My most pleasurable reading experience of the past year has been Robin Sloan’s Year of the Meteor newsletter. Every Sunday, I was comforted to see that new email message nestle into my inbox. Sometimes I would read it right away. Sometimes I would let it linger there for weeks before I got around to opening it. The newsletter didn’t command my attention. It would be there when I was ready for it.
Inside was a grab bag of old public-domain images, pop culture ruminations, historical trivia, internet observations, gleeful recommendations for books and articles and a peek into Robin’s creative process. It felt offhand and timeless at the same time.
I’m a sucker for people playing with the boundaries of online media. With Year of the Meteor, Robin pushed and pulled at the fabric of the Web to create something new. Part of that effort was his series of “print offerings” — love that description, by the way — single-page stories, almost pamphlets, mailed to my home for a cool $1.59 USD. He a did a few of these throughout the year.
The first thing these print offerings did was upend the Internet expectation of instant gratification. By the time they arrived, enough time had passed for me to forget that something was coming. Yet, like the predictable Sunday afternoon schedule of the email newsletter, I’d always find the print offerings in my mailbox just as I was getting home from a day at the store. Whatever else I had planned for that night immediately fell to second place behind my desire to curl up on the couch and breathe in some offbeat writing.
Robin encouraged us, his readers, to take photos of the print offerings and share them on social media. In this, he fully embraced the current moment of the Internet — the offerings are incredibly Instagrammable. I held up my salmon-pink pamphlet for arm’s-length photos as a status symbol, an aesthetic triumph salvaged from my mailbox full of pizza coupons and unsolicited propaganda from my MP.

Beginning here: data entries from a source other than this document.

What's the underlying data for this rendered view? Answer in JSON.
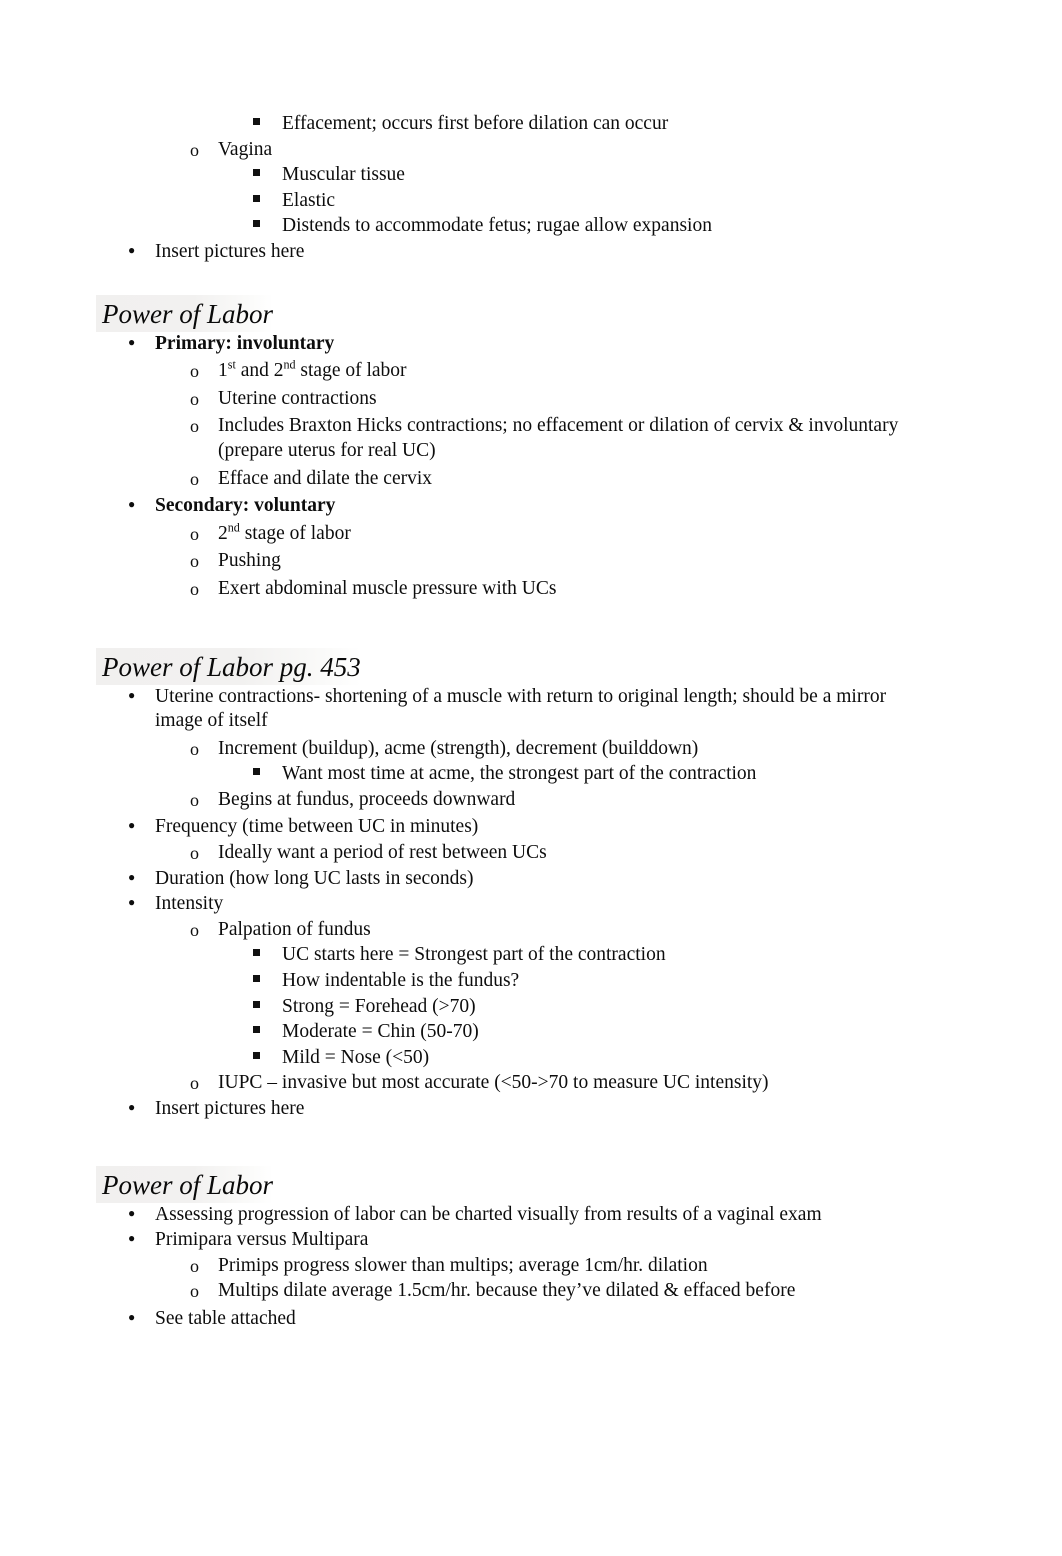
{
  "document": {
    "type": "lecture-notes",
    "text_color": "#0d0d0d",
    "heading_highlight_color": "#f1f0ef"
  },
  "blocks": {
    "top_list": {
      "items": [
        {
          "level": 3,
          "text": "Effacement; occurs first before dilation can occur"
        },
        {
          "level": 2,
          "text": "Vagina"
        },
        {
          "level": 3,
          "text": "Muscular tissue"
        },
        {
          "level": 3,
          "text": "Elastic"
        },
        {
          "level": 3,
          "text": "Distends to accommodate fetus; rugae allow expansion"
        },
        {
          "level": 1,
          "text": "Insert pictures here"
        }
      ]
    },
    "section1": {
      "heading": "Power of Labor",
      "items": [
        {
          "level": 1,
          "text": "Primary: involuntary",
          "bold": true
        },
        {
          "level": 2,
          "text_html": "1<sup>st</sup> and 2<sup>nd</sup> stage of labor",
          "text": "1st and 2nd stage of labor"
        },
        {
          "level": 2,
          "text": "Uterine contractions"
        },
        {
          "level": 2,
          "text": "Includes Braxton Hicks contractions; no effacement or dilation of cervix & involuntary (prepare uterus for real UC)"
        },
        {
          "level": 2,
          "text": "Efface and dilate the cervix"
        },
        {
          "level": 1,
          "text": "Secondary: voluntary",
          "bold": true
        },
        {
          "level": 2,
          "text_html": "2<sup>nd</sup> stage of labor",
          "text": "2nd stage of labor"
        },
        {
          "level": 2,
          "text": "Pushing"
        },
        {
          "level": 2,
          "text": "Exert abdominal muscle pressure with UCs"
        }
      ]
    },
    "section2": {
      "heading": "Power of Labor pg. 453",
      "items": [
        {
          "level": 1,
          "text": "Uterine contractions- shortening of a muscle with return to original length; should be a mirror image of itself"
        },
        {
          "level": 2,
          "text": "Increment (buildup), acme (strength), decrement (builddown)"
        },
        {
          "level": 3,
          "text": "Want most time at acme, the strongest part of the contraction"
        },
        {
          "level": 2,
          "text": "Begins at fundus, proceeds downward"
        },
        {
          "level": 1,
          "text": "Frequency (time between UC in minutes)"
        },
        {
          "level": 2,
          "text": "Ideally want a period of rest between UCs"
        },
        {
          "level": 1,
          "text": "Duration (how long UC lasts in seconds)"
        },
        {
          "level": 1,
          "text": "Intensity"
        },
        {
          "level": 2,
          "text": "Palpation of fundus"
        },
        {
          "level": 3,
          "text": "UC starts here = Strongest part of the contraction"
        },
        {
          "level": 3,
          "text": "How indentable is the fundus?"
        },
        {
          "level": 3,
          "text": "Strong = Forehead (>70)"
        },
        {
          "level": 3,
          "text": "Moderate = Chin (50-70)"
        },
        {
          "level": 3,
          "text": "Mild = Nose (<50)"
        },
        {
          "level": 2,
          "text": "IUPC – invasive but most accurate (<50->70 to measure UC intensity)"
        },
        {
          "level": 1,
          "text": "Insert pictures here"
        }
      ]
    },
    "section3": {
      "heading": "Power of Labor",
      "items": [
        {
          "level": 1,
          "text": "Assessing progression of labor can be charted visually from results of a vaginal exam"
        },
        {
          "level": 1,
          "text": "Primipara versus Multipara"
        },
        {
          "level": 2,
          "text": "Primips progress slower than multips; average 1cm/hr. dilation"
        },
        {
          "level": 2,
          "text": "Multips dilate average 1.5cm/hr. because they’ve dilated & efface"
        },
        {
          "level": 1,
          "text": "See table attached"
        }
      ]
    }
  },
  "fixups": {
    "section3_item3_full": "Multips dilate average 1.5cm/hr. because they’ve dilated & effaced before"
  }
}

This waiting and build-up is part of the draw. The commitment to buy a sheet of paper with some words and pictures, the forgetting about it all, the surprise at discovering (re-discovering?) it, the realization that Robin folded this paper with his own hands after running it through a Risograph printer, the wonder at what is a Risograph printer anyway and how is it different than the Xerox at any old office building, the feel of the paper, which always seemed on point but now carries a special gravitas after finding out that Robin sourced it specifically from a paper mill in Michigan, and I am not holding a letter in my hand. I am holding an artifact.
The typeface and photo credits on the back are very book-like. The gaudy international shipping label that takes up 90% of the back panel brings to mind a magazine subscription. The words inside read more or less like a blog post but that word, blogging, has become so polluted by folks trying to optimize for reach or keywords or page bounce.
These offerings are pamphlets, in the “pamphleteering” sense of the word, bringing all the zeal and urgency of their political predecessors into the world of fiction.
They appear loose, wild, free, untethered by a blog’s archive and free from the grasp of Google’s indexing spiders. But it’s neat to think about the degree of control Robin can exert over the reading experience, as compared to digital publishing. He can be sure that I will first glimpse the cover as I’m arriving home and opening my mailbox. That the paper will have a certain heft and will open with a crisp pop. That I won’t really be able to skim it distractedly, as I need two hands to hold the larger-than-normal paper. That the title picture will be in monochrome and slightly smudgy, and that he’ll be able to use that limitation as an artistic advantage.